Il 26 aprile 2023, sul suo nuovo account Instagram, la figlia dell’emiro scrisse: “…Sono totalmente libera e vivo una vita indipendente. Vivo a Dubai…posso…viaggiare”. A proposito di questo sorprendente cambiamento un’infermiera che aveva lavorato per la famiglia reale dichiarò: “Credo che [Latifa] abbia negoziato…e che ora stia conducendo la sua vita entro limiti accettabili”.
La guerra della principessa Haya
Quasi in contemporanea con la storia di Latifa emerse un altro caso di molestie e intimidazioni alla corte di Dubai, raccontato dalla Bbc. Il 15 aprile 2019 la principessa Haya, moglie dello sceicco Mohammed bin Rashid al-Maktum dal 2004, fuggì da Dubai con i suoi due figli verso il Regno Unito.
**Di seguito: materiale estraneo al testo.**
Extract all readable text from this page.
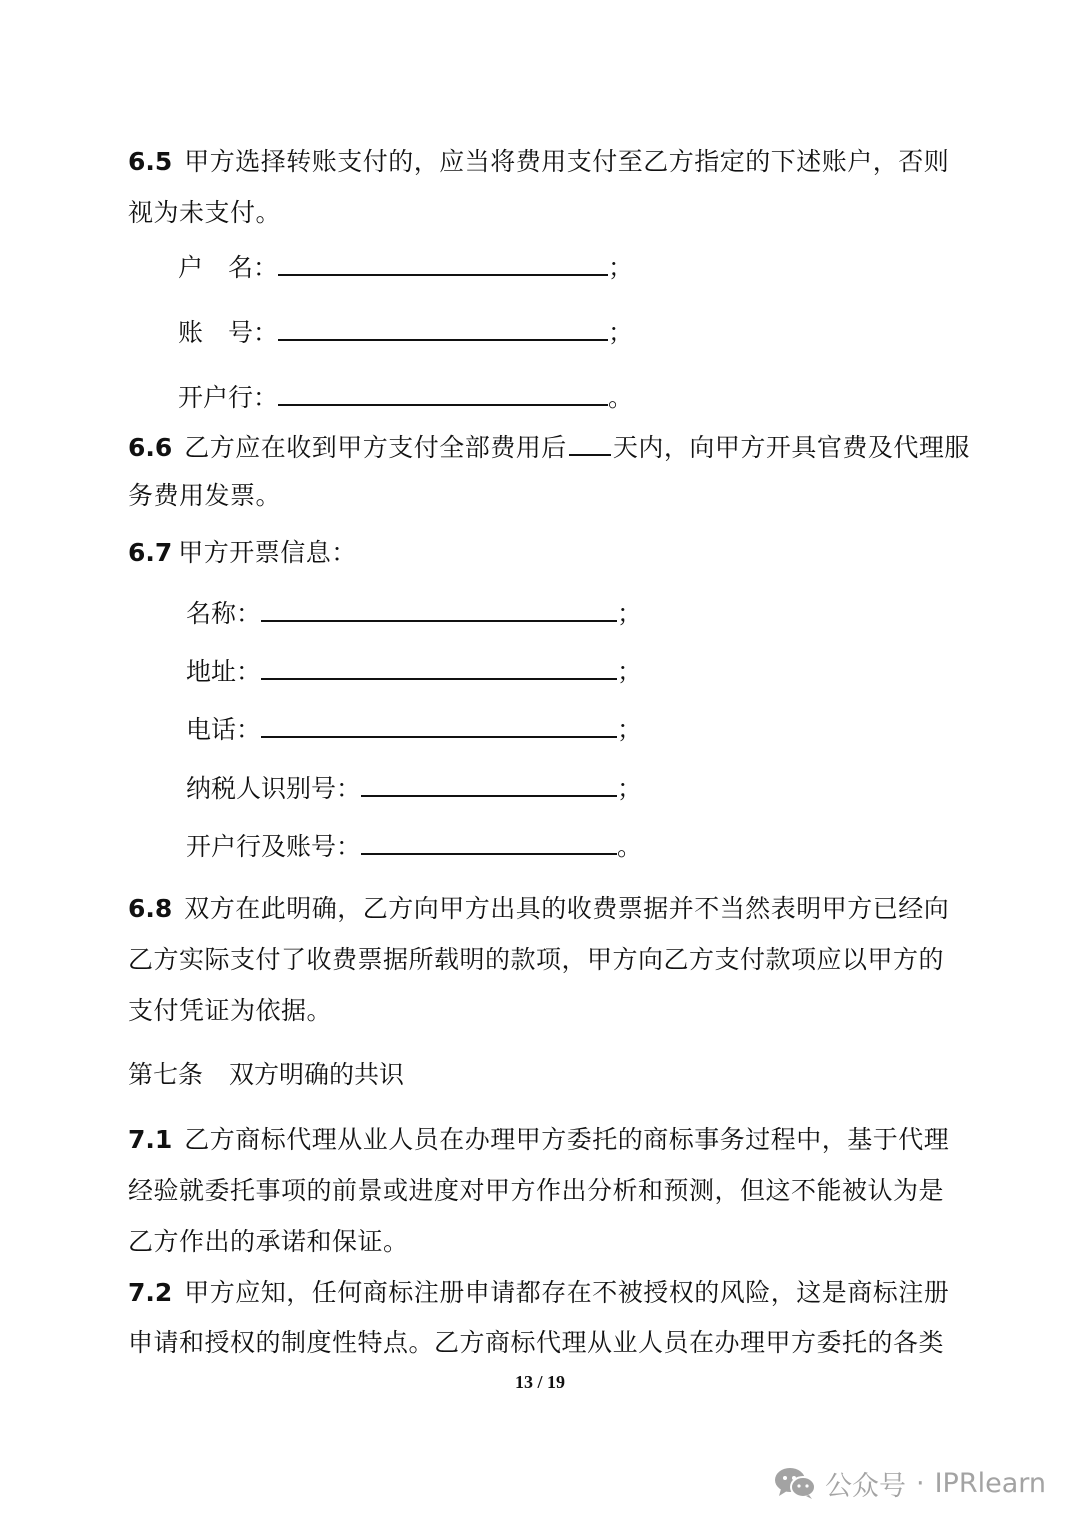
6.5 甲方选择转账支付的，应当将费用支付至乙方指定的下述账户，否则
视为未支付。
户　名：	；
账　号：	；
开户行：	。
6.6 乙方应在收到甲方支付全部费用后 天内，向甲方开具官费及代理服
务费用发票。
6.7 甲方开票信息：
名称：	；
地址：	；
电话：	；
纳税人识别号：	；
开户行及账号：	。
6.8 双方在此明确，乙方向甲方出具的收费票据并不当然表明甲方已经向
乙方实际支付了收费票据所载明的款项，甲方向乙方支付款项应以甲方的
支付凭证为依据。
第七条 双方明确的共识
7.1 乙方商标代理从业人员在办理甲方委托的商标事务过程中，基于代理
经验就委托事项的前景或进度对甲方作出分析和预测，但这不能被认为是
乙方作出的承诺和保证。
7.2 甲方应知，任何商标注册申请都存在不被授权的风险，这是商标注册
申请和授权的制度性特点。乙方商标代理从业人员在办理甲方委托的各类
13 / 19
公众号 · IPRlearn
A quanto pare Haya, sorellastra del Re Abdallah di Giordania (i due hanno lo stesso padre, il defunto Re Husayn), avrebbe deciso di allontanarsi dall’emirato poiché temeva per la sua vita e per quella dei suoi bambini.
Giunta a Londra si rivolse all’Alta Corte, accusando il marito di ripetute violenze. Inoltre chiese un ordine di protezione contro la possibilità di un matrimonio forzato. A quanto risulta, infatti, lo sceicco avrebbe promesso in sposa Jalila, figlia avuta da Haya, al principe ereditario saudita Mohammed bin Salman (che ha 22 anni più della giovane).
Lo sceicco al-Maktum si difese sostenendo che negli Emirati Arabi non sarebbe rispettata la tragica consuetudine dei matrimoni combinati e accusò Haya di tradimento. La principessa, disse lo sceicco, avrebbe avuto una relazione di due anni con la sua guardia del corpo, Russell Flowers e speso 6,4 milioni di dollari per evitare che la notizia trapelasse.
Haya non si lasciò intimidire e, aiutata dall’avvocato Fiona Shackleton (la stessa che rappresentò Carlo III all’epoca del divorzio da Lady Diana), riuscì a dimostrare che lo sceicco al-Maktum hackerò il suo cellulare servendosi del software spia “Pegasus”.
Inoltre raccontò di aver subìto una pesante campagna intimidatoria: una mattina, per esempio, Haya avrebbe trovato nella sua camera una pistola carica. Nel dicembre 2021 l’Alta Corte di Londra stabilì che lo sceicco al-Maktum “è una minaccia” per la principessa Haya e i suoi figli, condannandolo a pagare alla ex moglie 554 milioni di sterline (650 milioni di euro).